خَيْرُكُمْ خَيْرُكُمْ لِأَهْلِهِ وَأَنَا خَيْرُكُمْ لِأَهْلِي

“Sebaik-baik kalian adalah yang paling baik terhadap keluarganya. Dan akulah yang paling baik di antara kalian dalam bermuamalah dengan keluargaku.” [H.R. Tirmidzi dan beliau mengomentari bahwa hadits ini hasan gharib sahih. Ibnu Hibban dan Al-Albani menilai hadits tersebut sahih].

Akhlak di rumah dan keluarga menjadi ukuran karena seseorang bergaul lebih banyak di rumahnya, bisa jadi orang lain melihat bagus akhlaknya karena hanya bergaul sebentar. Khusus bagi suami yang punya “kekuasaan” atas istri dalam rumah tangga, terkadang ia bisa berbuat semena-mena dengan istri dan keluarganya karena punya kemampuan untuk melampiaskan akhlak buruknya dan hal ini jarang di ketahui oleh orang banyak. Sebaliknya jika di luar rumah mungkin ia tidak punya kemampuan melampiaskan akhlak buruknya, baik karena statusnya yang rendah (misalnya ia hanya jadi karyawan rendahan) atau takut di nilai oleh orang lain.

Dan tolak ukur yang lain adalah takwa sehingga Rasulullah  shallallahu ‘alaihi wa salam menggabungkannya dengan akhlak, beliau bersabda,

اتَّقِ اللَّهَ حَيْثُمَا كُنْتَ وَأَتْبِعِ السَّيِّئَةَ الْحَسَنَةَ تَمْحُهَا وَخَالِقِ النَّاسَ بِخُلُقٍ حَسَنٍ

“Bertakwalah kepada Allah di mana saja engkau berada. Iringilah kejelekan dengan kebaikan niscaya ia akan menghapuskan kejelekan tersebut dan berakhlaklah dengan manusia dengan akhlak yang baik.” (HR. Tirmidzi no. 1987 dan Ahmad 5/153. Abu ‘Isa At Tirmidzi mengatakan bahwa hadits ini hasan shahih)

Syaikh Abdurrahman bin Nashir As-Sa’diy rahimahullahu menjelaskan hadist ini,

“Barangsiapa bertakwa kepada Allah, merealisasikan ketakwaannya dan berakhlak kepada manusia -sesuai dengan perbedaan tingkatan mereka- dengan akhlak yang baik, maka ia medapatkan kebaikan seluruhnya, karena ia menunaikan hak hak Allah dan Hamba-Nya. [Bahjatu Qulubil Abror hal 62, cetakan pertama, Darul Kutubil ‘ilmiyah]

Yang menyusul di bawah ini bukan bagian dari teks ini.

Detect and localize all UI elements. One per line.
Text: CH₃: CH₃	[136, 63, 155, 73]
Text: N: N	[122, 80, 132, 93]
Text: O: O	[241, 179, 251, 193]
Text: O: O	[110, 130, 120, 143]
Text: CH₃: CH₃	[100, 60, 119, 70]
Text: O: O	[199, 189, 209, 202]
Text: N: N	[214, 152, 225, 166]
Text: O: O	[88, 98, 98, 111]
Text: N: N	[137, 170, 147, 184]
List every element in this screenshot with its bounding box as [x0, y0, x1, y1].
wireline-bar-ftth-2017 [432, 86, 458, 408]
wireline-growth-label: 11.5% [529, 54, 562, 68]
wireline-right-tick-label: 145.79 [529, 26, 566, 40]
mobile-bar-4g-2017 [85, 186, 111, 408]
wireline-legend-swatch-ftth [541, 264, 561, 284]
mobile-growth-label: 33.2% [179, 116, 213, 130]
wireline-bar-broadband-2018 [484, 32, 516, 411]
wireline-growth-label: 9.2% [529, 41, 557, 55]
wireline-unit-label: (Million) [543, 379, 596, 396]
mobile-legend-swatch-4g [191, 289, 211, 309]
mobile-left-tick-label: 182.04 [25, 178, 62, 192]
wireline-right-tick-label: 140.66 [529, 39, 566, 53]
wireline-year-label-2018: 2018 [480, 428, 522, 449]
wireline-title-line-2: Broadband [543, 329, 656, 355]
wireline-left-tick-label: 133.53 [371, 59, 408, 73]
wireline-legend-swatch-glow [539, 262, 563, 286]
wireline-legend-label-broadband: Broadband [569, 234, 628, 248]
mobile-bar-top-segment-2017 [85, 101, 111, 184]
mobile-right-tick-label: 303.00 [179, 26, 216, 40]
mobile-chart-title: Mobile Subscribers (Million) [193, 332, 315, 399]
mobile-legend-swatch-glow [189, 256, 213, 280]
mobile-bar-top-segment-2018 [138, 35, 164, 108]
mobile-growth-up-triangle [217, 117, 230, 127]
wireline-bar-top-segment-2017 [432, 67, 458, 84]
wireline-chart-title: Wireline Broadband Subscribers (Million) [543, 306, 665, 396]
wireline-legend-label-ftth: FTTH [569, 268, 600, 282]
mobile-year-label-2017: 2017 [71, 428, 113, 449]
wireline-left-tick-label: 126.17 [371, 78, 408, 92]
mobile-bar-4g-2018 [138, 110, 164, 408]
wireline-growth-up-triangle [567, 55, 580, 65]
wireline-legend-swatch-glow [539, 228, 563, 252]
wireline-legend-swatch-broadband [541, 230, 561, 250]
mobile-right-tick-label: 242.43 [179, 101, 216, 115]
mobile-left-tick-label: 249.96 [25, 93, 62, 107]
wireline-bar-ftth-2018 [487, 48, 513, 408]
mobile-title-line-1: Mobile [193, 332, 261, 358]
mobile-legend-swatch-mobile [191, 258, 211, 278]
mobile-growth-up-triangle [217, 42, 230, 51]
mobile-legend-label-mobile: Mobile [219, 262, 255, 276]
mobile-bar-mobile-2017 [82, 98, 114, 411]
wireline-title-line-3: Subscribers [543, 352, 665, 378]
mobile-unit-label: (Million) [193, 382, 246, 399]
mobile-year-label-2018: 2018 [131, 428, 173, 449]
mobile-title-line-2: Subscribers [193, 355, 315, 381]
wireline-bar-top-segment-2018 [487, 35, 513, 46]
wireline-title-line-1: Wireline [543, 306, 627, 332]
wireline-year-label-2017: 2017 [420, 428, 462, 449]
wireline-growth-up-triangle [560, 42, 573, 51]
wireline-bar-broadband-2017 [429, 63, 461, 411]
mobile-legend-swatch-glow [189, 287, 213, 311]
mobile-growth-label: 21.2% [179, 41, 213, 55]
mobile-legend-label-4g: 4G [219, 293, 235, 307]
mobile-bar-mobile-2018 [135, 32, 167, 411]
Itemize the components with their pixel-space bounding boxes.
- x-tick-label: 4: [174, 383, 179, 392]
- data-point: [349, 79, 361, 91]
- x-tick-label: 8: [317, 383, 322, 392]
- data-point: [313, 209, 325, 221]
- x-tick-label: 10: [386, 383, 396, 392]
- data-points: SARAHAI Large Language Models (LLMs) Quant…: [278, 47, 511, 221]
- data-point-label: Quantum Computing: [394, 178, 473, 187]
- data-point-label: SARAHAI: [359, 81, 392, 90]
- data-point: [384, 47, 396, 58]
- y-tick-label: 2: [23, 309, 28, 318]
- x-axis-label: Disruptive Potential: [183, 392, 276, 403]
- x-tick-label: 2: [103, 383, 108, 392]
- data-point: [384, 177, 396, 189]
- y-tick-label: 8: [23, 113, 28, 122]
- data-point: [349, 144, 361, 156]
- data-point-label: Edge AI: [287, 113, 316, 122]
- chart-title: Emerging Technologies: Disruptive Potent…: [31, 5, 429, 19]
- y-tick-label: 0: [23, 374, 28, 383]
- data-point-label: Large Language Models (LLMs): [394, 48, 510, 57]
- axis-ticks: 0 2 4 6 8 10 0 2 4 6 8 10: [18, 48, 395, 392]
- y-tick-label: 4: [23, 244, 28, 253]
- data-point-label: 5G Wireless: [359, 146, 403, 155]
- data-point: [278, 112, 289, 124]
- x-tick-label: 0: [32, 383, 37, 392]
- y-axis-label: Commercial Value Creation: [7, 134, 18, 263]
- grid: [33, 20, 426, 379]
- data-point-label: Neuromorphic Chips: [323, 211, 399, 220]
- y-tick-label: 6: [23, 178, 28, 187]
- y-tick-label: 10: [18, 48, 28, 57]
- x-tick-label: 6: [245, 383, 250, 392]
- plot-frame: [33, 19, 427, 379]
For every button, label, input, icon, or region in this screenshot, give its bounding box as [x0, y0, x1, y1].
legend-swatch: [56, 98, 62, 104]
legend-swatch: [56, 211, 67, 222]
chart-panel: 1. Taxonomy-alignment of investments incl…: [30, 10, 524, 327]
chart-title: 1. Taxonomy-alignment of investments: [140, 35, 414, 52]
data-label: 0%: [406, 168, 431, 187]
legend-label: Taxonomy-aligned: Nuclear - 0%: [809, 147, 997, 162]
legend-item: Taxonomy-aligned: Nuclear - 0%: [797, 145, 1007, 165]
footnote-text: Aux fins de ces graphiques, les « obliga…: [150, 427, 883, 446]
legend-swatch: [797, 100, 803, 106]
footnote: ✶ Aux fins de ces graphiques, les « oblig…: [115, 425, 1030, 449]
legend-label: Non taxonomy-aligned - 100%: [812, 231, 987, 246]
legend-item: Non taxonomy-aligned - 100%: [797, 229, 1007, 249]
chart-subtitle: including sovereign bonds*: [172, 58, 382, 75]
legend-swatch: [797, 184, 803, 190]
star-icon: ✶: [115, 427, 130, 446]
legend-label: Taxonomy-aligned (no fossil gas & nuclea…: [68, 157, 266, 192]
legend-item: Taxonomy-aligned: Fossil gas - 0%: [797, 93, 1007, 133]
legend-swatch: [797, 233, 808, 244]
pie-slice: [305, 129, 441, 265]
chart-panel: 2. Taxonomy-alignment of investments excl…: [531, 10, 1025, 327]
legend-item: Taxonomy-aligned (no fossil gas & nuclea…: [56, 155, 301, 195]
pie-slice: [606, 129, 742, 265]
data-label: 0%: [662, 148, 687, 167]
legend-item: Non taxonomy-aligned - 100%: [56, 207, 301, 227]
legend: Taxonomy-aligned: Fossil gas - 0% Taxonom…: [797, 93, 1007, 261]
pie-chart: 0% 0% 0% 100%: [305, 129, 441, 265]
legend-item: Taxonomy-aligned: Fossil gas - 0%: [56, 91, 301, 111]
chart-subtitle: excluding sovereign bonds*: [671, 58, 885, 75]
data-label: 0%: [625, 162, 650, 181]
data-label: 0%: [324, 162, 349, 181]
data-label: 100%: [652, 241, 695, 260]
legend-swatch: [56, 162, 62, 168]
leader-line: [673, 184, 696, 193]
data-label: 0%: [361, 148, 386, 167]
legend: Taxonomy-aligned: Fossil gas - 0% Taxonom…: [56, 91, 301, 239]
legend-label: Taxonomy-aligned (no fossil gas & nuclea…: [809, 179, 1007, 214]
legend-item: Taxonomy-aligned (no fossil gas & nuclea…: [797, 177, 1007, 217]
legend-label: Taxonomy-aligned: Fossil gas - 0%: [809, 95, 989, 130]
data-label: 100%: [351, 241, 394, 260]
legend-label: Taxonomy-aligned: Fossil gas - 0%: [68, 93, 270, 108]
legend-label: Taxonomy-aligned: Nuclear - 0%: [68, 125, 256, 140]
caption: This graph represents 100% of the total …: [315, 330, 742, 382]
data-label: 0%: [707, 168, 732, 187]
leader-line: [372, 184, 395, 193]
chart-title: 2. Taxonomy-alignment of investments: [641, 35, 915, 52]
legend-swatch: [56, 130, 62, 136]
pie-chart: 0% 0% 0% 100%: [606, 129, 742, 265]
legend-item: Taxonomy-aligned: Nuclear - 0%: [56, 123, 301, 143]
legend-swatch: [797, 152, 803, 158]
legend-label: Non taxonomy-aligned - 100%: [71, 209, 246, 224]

Demikian pula sabda beliau shallallahu ‘alaihi wa salam,

أَكْثَرُ مَا يُدْخِلُ اَلْجَنَّةَ تَقْوى اَللَّهِ وَحُسْنُ اَلْخُلُقِ

 “Yang paling banyak memasukkan ke surga adalah takwa kepada Allah dan akhlak yang mulia.” (HR At-Tirmidzi, Ibnu Maajah dan Al-Haakim dan dihasankan oleh Syaikh Al-Albani)

Tingginya ilmu bukan tolak ukur iman dan tauhid

Karena ilmu terkadang tidak kita amalkan, yang benar ilmu hanyalah sebagai wasilah/perantara untuk beramal dan bukan tujuan utama kita. Oleh karena itu, Allah Azza wa Jalla berfirman,

 جَزَاء بِمَا كَانُوا يَعْمَلُونَ

 “Sebagai balasan bagi apa yang telah mereka kerjakan.” [Al-Waqi’ah: 24]

Allah tidak berfirman,

جَزَاء بِمَا كَانُوا يعَلمُونَ

 “Sebagai balasan apa yang telah mereka ketahui.”

Dan cukuplah peringatan langsung dalam Alquran bagi mereka yang berilmu tanpa mengamalkan:

 يَا أَيُّهَا الَّذِينَ آَمَنُوا لِمَ تَقُولُونَ مَا لَا تَفْعَلُونَْ كَبُرَ مَقْتاً عِندَ اللَّهِ أَن تَقُولُوا مَا لَا تَفْعَلُونَ

 ”Hai orang-orang yang beriman, mengapa kamu mengatakan hal yang tidak kamu perbuat. Amat besar kebencian Allah bahwa kamu mengatakan apa saja yang tidak kamu kerjakan.” (QS. Ash-Shaff: 3)

Dan bisa jadi Ilmunya tinggi karena di karuniai kepintaran dan kedudukan oleh Allah sehingga mudah memahami, menghapal dan menyerap ilmu.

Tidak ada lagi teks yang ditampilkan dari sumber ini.